Source: Stantec Urban Places

Attracting people and jobs to downtown

US Downtowns have been recovering in population and jobs for two decades, and research from the International Downtown Association provides further evidence that that this is a nationwide phenomenon. The study looks at 24 cities of a range of sizes and locations from Wichita and Ann Arbor in the nation's heartland to Seattle and Miami on the coasts. Grouped in three types—emerging, growing, and established—they all experienced strong population growth this decade (see top image). While the cities grew as a whole from 2010-2016, downtown growth more than doubled that of citywide growth. 

The popular impression that downtowns are flooded with young adults is largely correct.
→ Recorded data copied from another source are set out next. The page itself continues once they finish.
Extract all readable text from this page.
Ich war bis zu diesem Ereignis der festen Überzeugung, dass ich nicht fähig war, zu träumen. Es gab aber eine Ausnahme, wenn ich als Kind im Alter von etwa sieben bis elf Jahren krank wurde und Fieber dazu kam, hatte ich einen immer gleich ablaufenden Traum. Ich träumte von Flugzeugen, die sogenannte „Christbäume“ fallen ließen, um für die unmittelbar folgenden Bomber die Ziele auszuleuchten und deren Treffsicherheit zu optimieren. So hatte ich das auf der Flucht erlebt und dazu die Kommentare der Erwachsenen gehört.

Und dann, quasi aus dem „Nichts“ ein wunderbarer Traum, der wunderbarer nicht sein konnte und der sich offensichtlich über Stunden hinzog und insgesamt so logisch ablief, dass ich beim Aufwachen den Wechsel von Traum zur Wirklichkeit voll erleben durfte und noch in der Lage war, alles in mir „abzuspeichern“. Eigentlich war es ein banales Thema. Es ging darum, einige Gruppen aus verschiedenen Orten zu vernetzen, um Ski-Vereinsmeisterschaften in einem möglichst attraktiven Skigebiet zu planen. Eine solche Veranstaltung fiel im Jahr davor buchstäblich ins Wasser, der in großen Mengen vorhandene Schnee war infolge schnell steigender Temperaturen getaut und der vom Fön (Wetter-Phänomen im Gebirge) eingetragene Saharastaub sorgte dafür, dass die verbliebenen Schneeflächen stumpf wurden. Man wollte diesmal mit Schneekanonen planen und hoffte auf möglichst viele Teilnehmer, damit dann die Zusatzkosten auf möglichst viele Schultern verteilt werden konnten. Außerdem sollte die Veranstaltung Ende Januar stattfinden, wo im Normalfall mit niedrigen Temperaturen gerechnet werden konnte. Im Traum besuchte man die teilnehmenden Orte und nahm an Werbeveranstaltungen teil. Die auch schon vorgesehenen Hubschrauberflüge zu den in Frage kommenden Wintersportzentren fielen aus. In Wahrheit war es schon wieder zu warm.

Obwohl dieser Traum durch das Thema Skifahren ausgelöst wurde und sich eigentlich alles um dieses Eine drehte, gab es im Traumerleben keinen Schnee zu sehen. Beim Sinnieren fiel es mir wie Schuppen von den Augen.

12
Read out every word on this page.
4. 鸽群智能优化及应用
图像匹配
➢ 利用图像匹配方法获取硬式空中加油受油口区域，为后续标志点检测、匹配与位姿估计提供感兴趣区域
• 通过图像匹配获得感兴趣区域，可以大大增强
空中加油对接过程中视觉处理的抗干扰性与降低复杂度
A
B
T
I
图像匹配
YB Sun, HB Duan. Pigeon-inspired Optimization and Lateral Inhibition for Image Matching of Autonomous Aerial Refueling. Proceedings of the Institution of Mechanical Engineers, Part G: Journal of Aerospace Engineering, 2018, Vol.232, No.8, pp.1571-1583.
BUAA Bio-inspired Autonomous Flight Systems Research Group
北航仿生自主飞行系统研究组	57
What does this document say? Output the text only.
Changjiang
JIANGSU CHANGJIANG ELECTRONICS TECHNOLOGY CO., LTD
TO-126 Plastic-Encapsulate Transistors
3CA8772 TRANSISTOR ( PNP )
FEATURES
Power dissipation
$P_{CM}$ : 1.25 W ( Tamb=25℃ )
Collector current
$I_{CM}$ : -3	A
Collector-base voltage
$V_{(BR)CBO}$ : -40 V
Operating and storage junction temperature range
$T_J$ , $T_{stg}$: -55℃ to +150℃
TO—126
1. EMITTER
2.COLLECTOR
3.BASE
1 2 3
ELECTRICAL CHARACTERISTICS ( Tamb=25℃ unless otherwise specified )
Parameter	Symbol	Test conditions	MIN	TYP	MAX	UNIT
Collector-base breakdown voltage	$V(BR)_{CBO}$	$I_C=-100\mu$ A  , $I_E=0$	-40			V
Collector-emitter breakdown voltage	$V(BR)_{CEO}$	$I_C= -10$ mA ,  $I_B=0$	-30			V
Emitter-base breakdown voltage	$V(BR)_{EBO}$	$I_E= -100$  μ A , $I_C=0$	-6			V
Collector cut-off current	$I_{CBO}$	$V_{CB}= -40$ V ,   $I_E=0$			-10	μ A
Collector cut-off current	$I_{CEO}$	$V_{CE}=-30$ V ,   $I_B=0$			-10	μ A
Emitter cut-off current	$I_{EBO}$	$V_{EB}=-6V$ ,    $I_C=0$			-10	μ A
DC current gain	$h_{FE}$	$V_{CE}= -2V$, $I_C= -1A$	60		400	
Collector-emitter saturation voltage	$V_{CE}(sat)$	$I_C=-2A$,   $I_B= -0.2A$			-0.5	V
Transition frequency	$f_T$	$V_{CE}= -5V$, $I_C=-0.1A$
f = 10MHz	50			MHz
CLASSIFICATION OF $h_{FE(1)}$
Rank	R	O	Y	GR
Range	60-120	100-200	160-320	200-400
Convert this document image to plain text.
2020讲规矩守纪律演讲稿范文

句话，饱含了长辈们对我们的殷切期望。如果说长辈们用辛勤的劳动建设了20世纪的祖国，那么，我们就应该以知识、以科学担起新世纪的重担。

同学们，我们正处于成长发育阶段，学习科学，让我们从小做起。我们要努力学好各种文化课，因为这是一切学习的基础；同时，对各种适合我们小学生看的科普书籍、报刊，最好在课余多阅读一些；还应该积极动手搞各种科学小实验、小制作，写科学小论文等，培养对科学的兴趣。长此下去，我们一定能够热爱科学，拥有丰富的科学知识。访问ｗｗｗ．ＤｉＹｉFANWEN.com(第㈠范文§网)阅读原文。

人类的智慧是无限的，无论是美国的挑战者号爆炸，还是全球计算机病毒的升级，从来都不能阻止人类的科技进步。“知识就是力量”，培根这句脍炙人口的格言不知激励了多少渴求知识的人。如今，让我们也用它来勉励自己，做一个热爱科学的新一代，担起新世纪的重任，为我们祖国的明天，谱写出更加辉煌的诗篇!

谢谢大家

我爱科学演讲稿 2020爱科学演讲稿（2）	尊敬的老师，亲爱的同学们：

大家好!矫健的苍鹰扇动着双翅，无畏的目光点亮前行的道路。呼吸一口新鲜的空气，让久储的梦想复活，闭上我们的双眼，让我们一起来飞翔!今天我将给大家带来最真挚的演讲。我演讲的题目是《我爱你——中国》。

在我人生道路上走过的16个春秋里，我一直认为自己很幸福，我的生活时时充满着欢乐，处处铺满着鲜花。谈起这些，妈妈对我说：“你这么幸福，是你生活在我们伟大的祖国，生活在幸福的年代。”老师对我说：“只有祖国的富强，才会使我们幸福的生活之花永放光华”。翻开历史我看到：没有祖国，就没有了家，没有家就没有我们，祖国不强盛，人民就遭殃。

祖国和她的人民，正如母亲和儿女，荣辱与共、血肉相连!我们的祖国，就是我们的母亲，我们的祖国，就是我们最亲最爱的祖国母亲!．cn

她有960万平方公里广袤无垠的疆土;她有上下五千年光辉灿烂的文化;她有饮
The population of 18-34 year olds accounted for 46 percent of downtown residents, on average.  

Given their relatively small size (3 percent of citywide land on average), downtowns deliver disproportionate fiscal benefit: 16 percent of property tax revenue, 42 percent of hotel tax revenue, and 12 percent of sales tax revenue. From 17-52 percent of citywide jobs are located downtown.

Stantec Urban Places, the source of the slide at the top, was the project advisor to IDA in the The Value of Downtowns and Center Cities, Second Edition, which came out earlier this year. The full report is available for free downtown from downtown.org.